Dislessia, un universo da saper riconoscere

CESENA – La parola dislessia racchiude un universo ampio e articolato, sconosciuto ai più. Solo chi ne è coinvolto si ritrova nella necessità di informarsi. La dislessia non è una malattia, ma una caratteristica. Non ha sintomi uguali per tutti. Un bambino dislessico può avere problemi in matematica in quanto confonde il “più” con il “meno”, mentre un altro può avere problemi nella lettura. Forse, l’aspetto più difficile sta proprio nel comprendere che un bambino è dislessico e non “vagabondo” o “distratto”.

Nel territorio di Forlì-Cesena opera l’Aid, l’Associazione italiana dislessia, che conta circa 200 soci.

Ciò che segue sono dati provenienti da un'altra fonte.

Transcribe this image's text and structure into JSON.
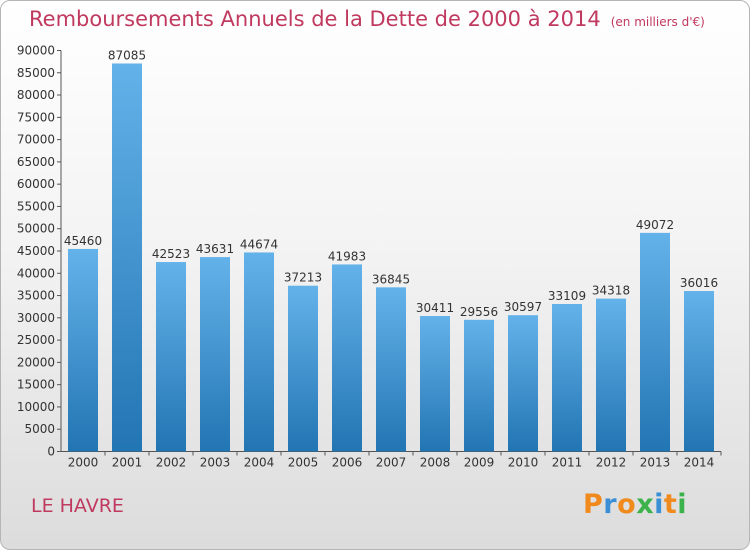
{
  "chart_data": {
    "type": "bar",
    "title": "Remboursements Annuels de la Dette de 2000 à 2014",
    "unit": "(en milliers d'€)",
    "categories": [
      "2000",
      "2001",
      "2002",
      "2003",
      "2004",
      "2005",
      "2006",
      "2007",
      "2008",
      "2009",
      "2010",
      "2011",
      "2012",
      "2013",
      "2014"
    ],
    "values": [
      45460,
      87085,
      42523,
      43631,
      44674,
      37213,
      41983,
      36845,
      30411,
      29556,
      30597,
      33109,
      34318,
      49072,
      36016
    ],
    "ylim": [
      0,
      90000
    ],
    "yticks": [
      0,
      5000,
      10000,
      15000,
      20000,
      25000,
      30000,
      35000,
      40000,
      45000,
      50000,
      55000,
      60000,
      65000,
      70000,
      75000,
      80000,
      85000,
      90000
    ],
    "grid": false,
    "xlabel": "",
    "ylabel": ""
  },
  "footer": {
    "city": "LE HAVRE",
    "brand": "Proxiti"
  },
  "colors": {
    "title": "#c0395f",
    "bar_top": "#64b2ea",
    "bar_bottom": "#2275b3",
    "axis": "#555555",
    "brand": [
      "#f08a1c",
      "#3b8fd4",
      "#f08a1c",
      "#3bb34a",
      "#3b8fd4",
      "#f08a1c",
      "#3bb34a"
    ]
  }
}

Ma sono molte di più le famiglie che vi si rivolgono per avere un aiuto, un parere, per confrontarsi e per capire cosa fare quando a un figlio viene riconosciuta questa caratteristica.

Il sodalizio dà tutte le informazioni necessarie e organizza incontri. Il prossimo si svolgerà lunedì 30 novembre alle 20,30 in piazza Anna Magnani (sala adiacente uffici Ausl) e avrà come tema le difficoltà dei bambini dislessici nello studio della lingua inglese. Interviene la docente Paola Fantoni. In genere l’Aid si riunisce ogni secondo giovedì del mese in via Pistoia 58, dalle 21 (informazioni al 350/5008487).

“Ogni ragazzo dislessico non è confrontabile con altri – spiega Manuela Pedrelli, socia attiva Aid – e ha caratteristiche, limiti e pregi del tutto personali. Dal 2010 vi è una legge che tutela l’apprendimento scolastico dei bambini con dislessia. Tutto sta nel capire il problema. Nei decenni scorsi molto spesso un bambino dislessico veniva etichettato come vagabondo, distratto, senza voglia, oppure irrequieto. Molti bambini reagiscono ribellandosi: capiscono di avere dei limiti e non accettano di non riuscire in cose che per altri sono banali”.

Per la famiglia si tratta di un impegno sotto tutti i punti di vista. Si va dalla preoccupazione iniziale allo smarrimento al momento della diagnosi, dai dubbi su chi rivolgersi all’aiuto quotidiano per i compiti o alle lezioni private.

“Un momento delicato – aggiunge la referente – è quando il ragazzino comunica ai propri compagni il proprio problema. In genere gli amici capiscono in fretta la situazione e non fanno mancare il proprio aiuto. L’importante è che non ci siano esclusioni”.

“Per le famiglie, l’aspetto più importante è non rimanere soli”, conclude Pedrelli. “Confrontarsi con persone che hanno affrontato lo stesso cammino rappresenta un supporto morale e materiale utilissimo”.